Don't do what I did. Don't read this and WINTERGIRLS back to back. The heart isn't meant to take so much. There's only so much room inside your brain and your heart to hurt with these characters, and both of these books - well, they make you hurt. Not in a bad way, you understand, but in the way that really good writing does, the way it crawls into you and around you and curls up in your lap and raps on your head with its knuckles and whispers into your ear so that weeks later you are still thinking about passages like this:
Yet in these moments of silence and loneliness, it's as though I've stuck my toe in the cold, cold ocean. And I get caught, turned upside down in a riptide as my mind skips over to him all of its own volition. Then comes the instant when I lose my breath and feel the freezing water tumbling, battering, covering me, and it's the most painful tug of my heart, an aching hollowness that never stops, as I remember over and over, like the never-ending waves of the ocean, that I won't ever see him again. He's gone.

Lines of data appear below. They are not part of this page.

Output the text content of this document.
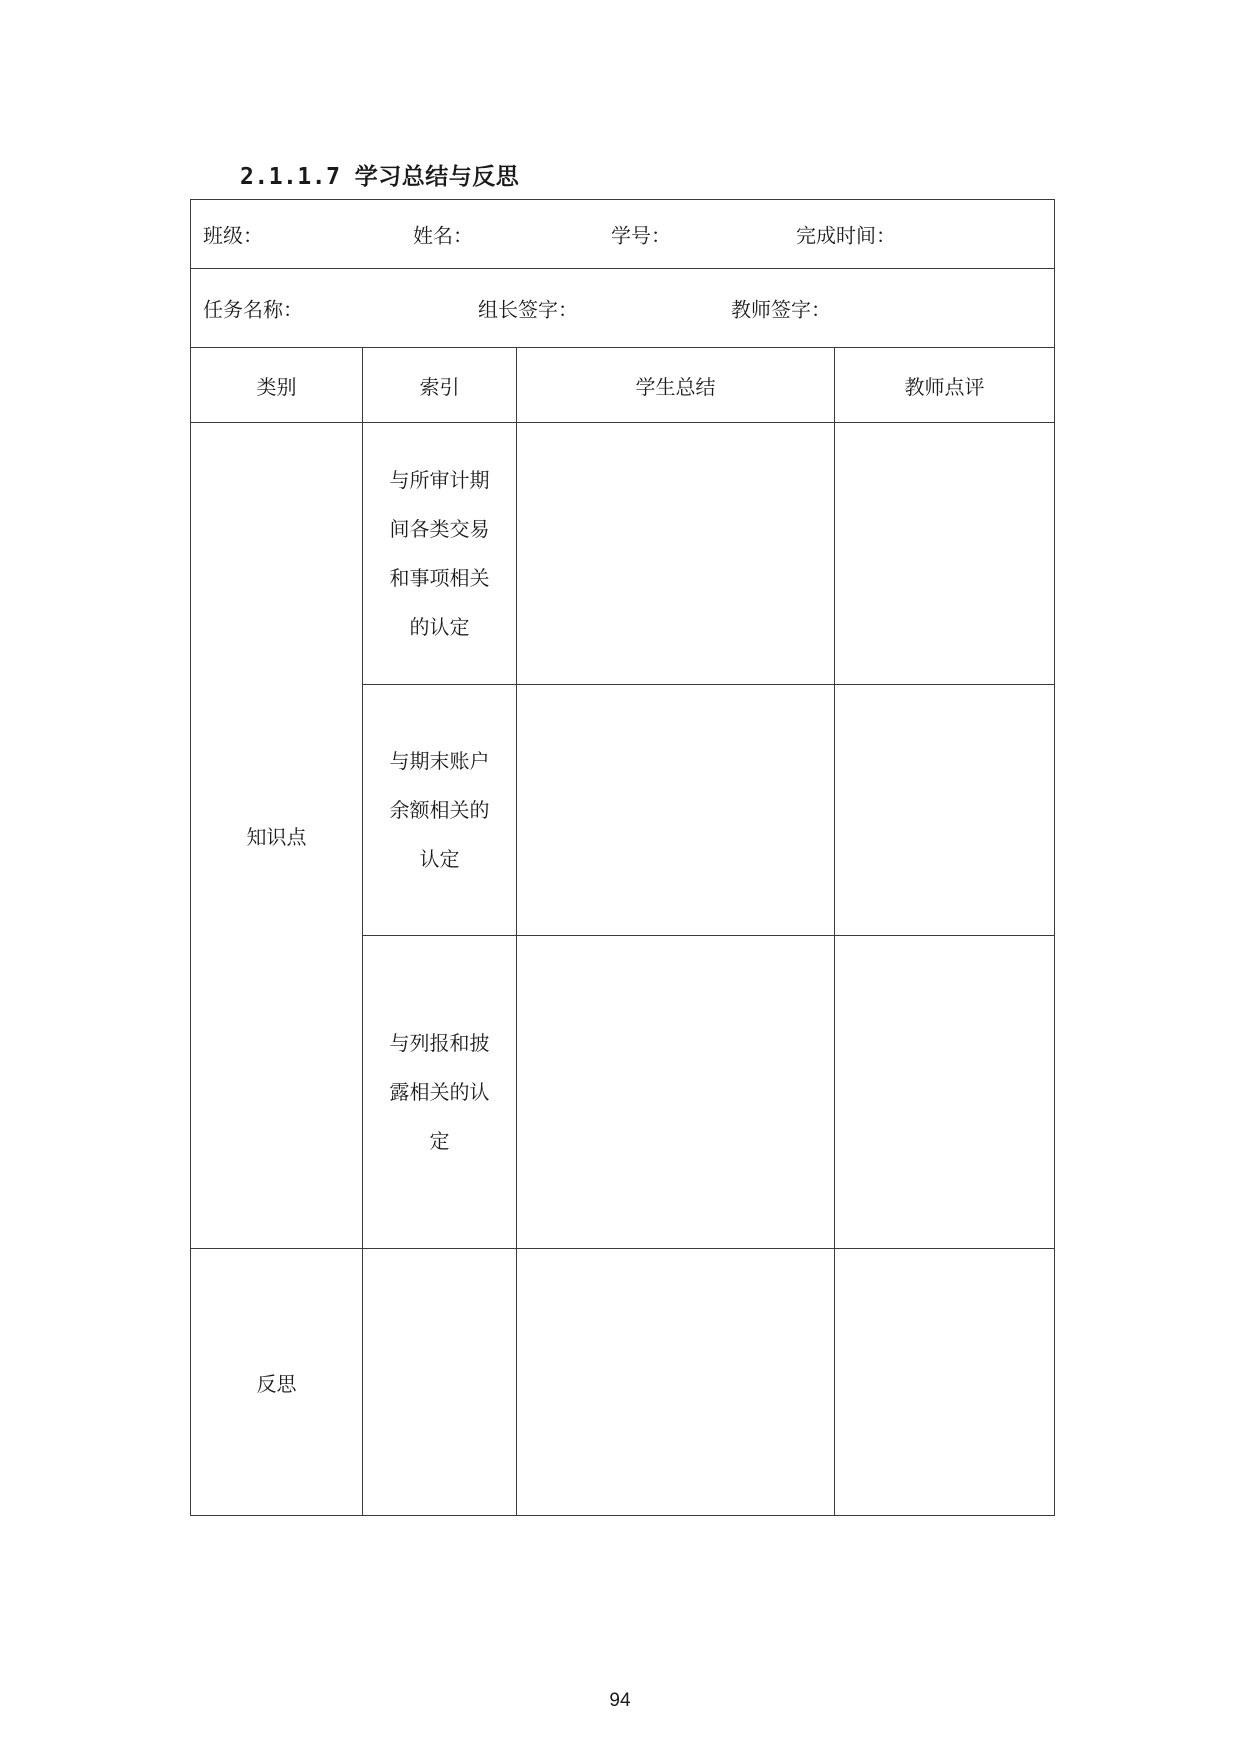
2.1.1.7 学习总结与反思
班级： 姓名： 学号： 完成时间：			

任务名称： 组长签字： 教师签字：			

类别	索引	学生总结	教师点评
知识点	与所审计期间各类交易和事项相关的认定		
	与期末账户余额相关的认定		
	与列报和披露相关的认定		
反思			
94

Cora's brother Nate was killed in a car accident six months and twenty-three days ago, and her family is...gone. She and her mother and father exist as three separate people, each breathing in the air of their own separate pain. There are no family meals, no family conversations, no shared family pain. Cora's about to start high school and her entire world has fallen apart. She's about to start high school as
Nathaniel Bradley's little sister. It's bad enough being the daughter of parents whose son died, every single minute of every single day, trapped in the house with their overpowering sadness. Now I'll be the girl whose brother died.
And it is as bad as she thinks it will be. She sees Nate's ex-girlfriend practically upon arrival, and a teacher tells her in front of the entire class that he's sorry for her loss. Rachel, her best friend, doesn't seem to know how to act around her anymore, and is newly obsessed with boys and being accepted by a group of girls Cora and Rachel have always called the Nasties. Cora thinks her one oasis will be the advanced art class that she placed into - until she walks into the room and sees Damian Archer. Her brother's best friend. The passenger in the car Nate crashed in the accident that claimed his life.
How can she be in an art class with Damian Archer?
As the weeks pass, though, Cora and Damian form an uneven bond out of their shared pain, and it is from Damian that Cora learns some real truths about her brother - some truths that tell her she never really knew him, and make her pain both worse and better. Somehow Cora needs to find the strength to pick up the pieces of her life, and hopefully help to put her family back together in the process. Her mother seems to see her only as something to be protected at any cost, while her father has all but withdrawn from the family altogether.
Cora hatches a plan to show everyone the truth about who Nate really was, to exonerate Damian of any blame in her brother's accident, to help liberate her family from some of their crushing pain, and to set her own feet on the path toward the future she has begun to crave.
During the summer, a free map of the world arrived in the mail. Cora hung it in her room and began to dream of escaping the pain and horror of her daily existence. This morphed into what would be her primary artistic outlet: the creation of her own maps, elaborate imaginings of where she might run to were she able to run. She decides to map her own world, Nate's world, the world that they knew both separately and together, and hopes that the map will eventually lead her --and all of them -- home.
It is hard to do this book justice. It is hard to explain to you with my insufficient words just how magnificently Sandell has crafted this story. When you are in Cora's house with her family, you are aching for them. With them. Even her simplest words are evocative - when Cora's father arrives home every night, one of the first aural clues Cora gets to his presence is the
clink, clink, clink of three ice cubes as he mixes his first gin and tonic of the night. If this were a fantasy novel you would call what Sandell does "world-building," but the world she builds could be real. It feels real. She has crafted exquisite internal
and external lives for Cora. It is not something many authors are good at. Good is, again, an insufficient word for what Sandell has done here.
This is, for me, one of the best novels of the year so far. It is one of the best things I have read in the last several years. I will pass this book on to friends and warn them that they will hurt mightily right along with Cora and her family, but that in the end, her map will guide us to a resolution that is more than satisfying.